Вокруг света 1969-04, страница 32

Вокруг света 1969-04, страница 32

Потом он увидел их. И все равно не побежал. Только приостановился — на миг, и глянул — высокий, выше любого мужчины, — и весь подобрался, мускулы напряглись, но не прыгнул, не побежал, не изменил направления, а незаметно и незримо устремился вперед — в легком и свободном оленьем полете, почти рядом, в двадцати, наверно, футах от них — голова откинута, и в глазах не страх, не надменность или гордость, а непуганая, первобытная, первозданная бездна, и Сэм Фазерс, стоя чуть впереди мальчика, протянул, приподнял руку — ладонью кверху, и медленно произнес несколько слов — на языке, которому мальчик учился в кузнице, слушая беседы Сэма и Джабеке-ра, — слова поплыли в звуках юэловского рожка, трубящего о смерти:

— Хозяин. Праотец.

Когда они подходили к Вальтеру Юэлу, тот даже не обернулся, стоял к ним спиной, неподвижный и ошарашенный.

— Смотри-ка, Сэм, — сказал Вальтер раздумчиво. Он стоял, не глядя на них, над оленем: теленком, родившимся прошлой весной. — Такой малютка — не хотелось стрелять, но следы! Если б не его это были следы, я подумал бы, что тут проходил олень, какого я и в жизни не видел, — бык! Следы-то чуть не больше коровьих — и одни.

III

О ни подъезжали к шоссе в темноте. Дождь прекратился, похолодало и прояснилось. Майор де Спейн, генерал Компсон и Маккаслин ждали их, сидя у костра. Легкий шарабан темнел невдалеке.

— Взяли? — спросил их майор де Спейн.

— Кролика с рогами, — ответил Вальтер. Он сбросил с мула маленькую тушу.

Маккаслин посмотрел.

— А большого не видели?

— Да и Бун, я думаю, не видел, — сказал Вальтер. — Спугнул корову в кустах, охотник.

Бун принялся орать и ругаться, проклинать и Сэма, и Вальтера, и всех, мол, не дали собак, упустили оленя.

— Ладно, неважно, — сказал майор де Спейн. — Не уйдет, возьмем его на будущий год. Поехали домой: поздно, пора.

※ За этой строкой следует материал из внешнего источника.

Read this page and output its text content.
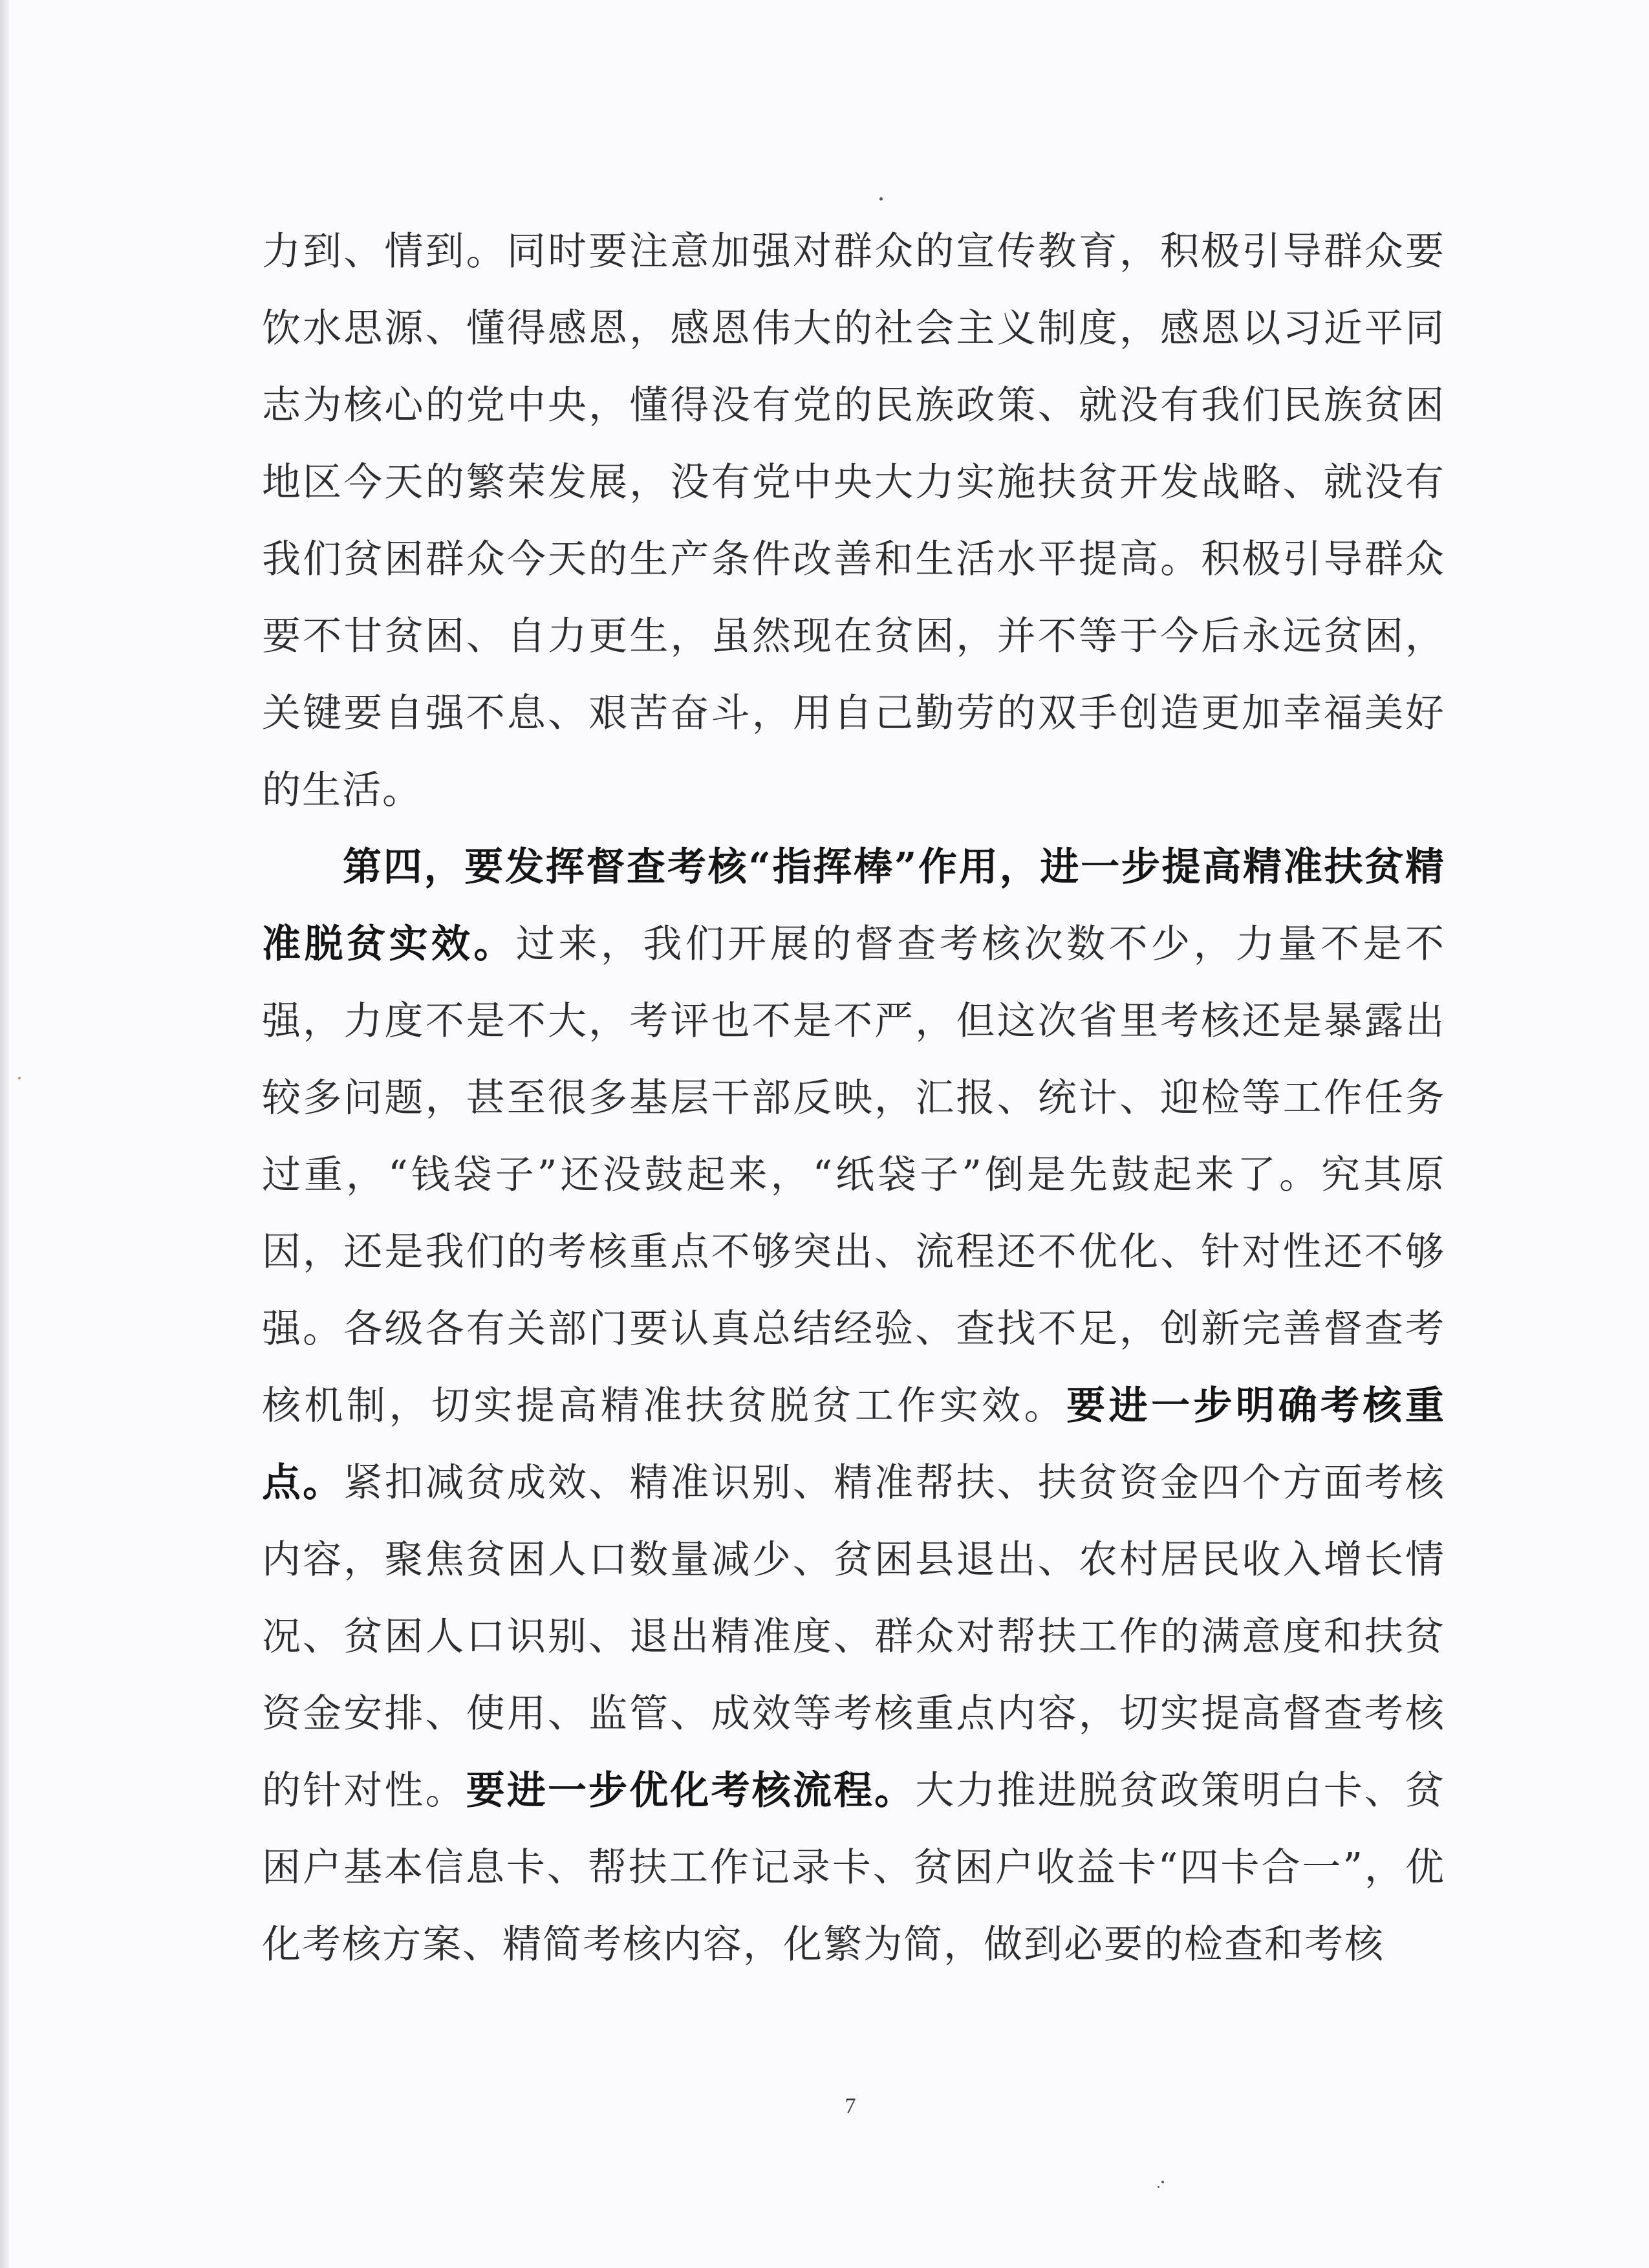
力到、情到。同时要注意加强对群众的宣传教育，积极引导群众要饮水思源、懂得感恩，感恩伟大的社会主义制度，感恩以习近平同志为核心的党中央，懂得没有党的民族政策、就没有我们民族贫困地区今天的繁荣发展，没有党中央大力实施扶贫开发战略、就没有我们贫困群众今天的生产条件改善和生活水平提高。积极引导群众要不甘贫困、自力更生，虽然现在贫困，并不等于今后永远贫困，关键要自强不息、艰苦奋斗，用自己勤劳的双手创造更加幸福美好的生活。

第四，要发挥督查考核“指挥棒”作用，进一步提高精准扶贫精准脱贫实效。过来，我们开展的督查考核次数不少，力量不是不强，力度不是不大，考评也不是不严，但这次省里考核还是暴露出较多问题，甚至很多基层干部反映，汇报、统计、迎检等工作任务过重，“钱袋子”还没鼓起来，“纸袋子”倒是先鼓起来了。究其原因，还是我们的考核重点不够突出、流程还不优化、针对性还不够强。各级各有关部门要认真总结经验、查找不足，创新完善督查考核机制，切实提高精准扶贫脱贫工作实效。要进一步明确考核重点。紧扣减贫成效、精准识别、精准帮扶、扶贫资金四个方面考核内容，聚焦贫困人口数量减少、贫困县退出、农村居民收入增长情况、贫困人口识别、退出精准度、群众对帮扶工作的满意度和扶贫资金安排、使用、监管、成效等考核重点内容，切实提高督查考核的针对性。要进一步优化考核流程。大力推进脱贫政策明白卡、贫困户基本信息卡、帮扶工作记录卡、贫困户收益卡“四卡合一”，优化考核方案、精简考核内容，化繁为简，做到必要的检查和考核

7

Было уже за полночь, когда они высадили Вальтера — у ворот его дома, в двух милях от Джеф-ферсона, и отвезли Компсона, и вернулись к де Спейну, где мальчик и Маккаслин должны были ночевать, — до их дома оставалось 17 миль. Небо расчистилось, и мороз окреп, и под ногами весело похрустывал ледок, когда они впотьмах пробирались по двору, и дом их ждал, теплый и темный, а потом майор де Спейн зажег свечу и проводил их наверх, в комнату для гостей. И была большая и уютная кровать, и ледяные до дрожи, а потом приятные простыни, и дрожь прошла, и мальчик вдруг все рассказал Маккаслину — про оленя, про любовь, про отчаяние и смерть, и тот слушал, а потом мальчик сказал:

— Ты не поверил? Знаю, не поверил...

— Почему же? — ответил Маккаслин. — Поверил. Так уж заведено на нашей земле. Все рождается для яростной жизни, бурлит и радостно уходит в землю. Для печали и страдания тоже, конечно, но они-то и рождают любовь и сострадание, да и всегда этому можно положить конец, если ты веришь, что действительно страдаешь. Но даже и страдание лучше, чем ничего: только позор хуже небытия. Никто не живет вечно, ты знаешь и видел, но каждый переживает свой земной срок. И где-то это остается — не может не оставаться: не для того все создается, чтоб исчезнуть бесследно. А земля не такая уж глубокая и вместительная и ничего не хранит: все идет в дело. Попробуй похорони семя — не удержишь: прорвется, пробьется, прорастет к жизни, к свету и воздуху, протянется к солнцу. А они (мальчик увидел протянутую руку — черным силуэтом на темном окне, за которым виднелись чистое небо и льдистые, умытые морозом звезды), им оно, может, и не нужно, наше солнце.

— Но нам-то они нужны, — перебил его мальчик, — на земле есть место и для них и для нас.

— Конечно, — ответил Маккаслин, — есть. Тем более что им и не надо места, они ведь и тени не отбрасывают, они...

— Но я видел его! — вскрикнул мальчик. — Видел!

— Знаю, — сказал Маккаслин..— Я тоже видел. В день, когда убил своего первого оленя.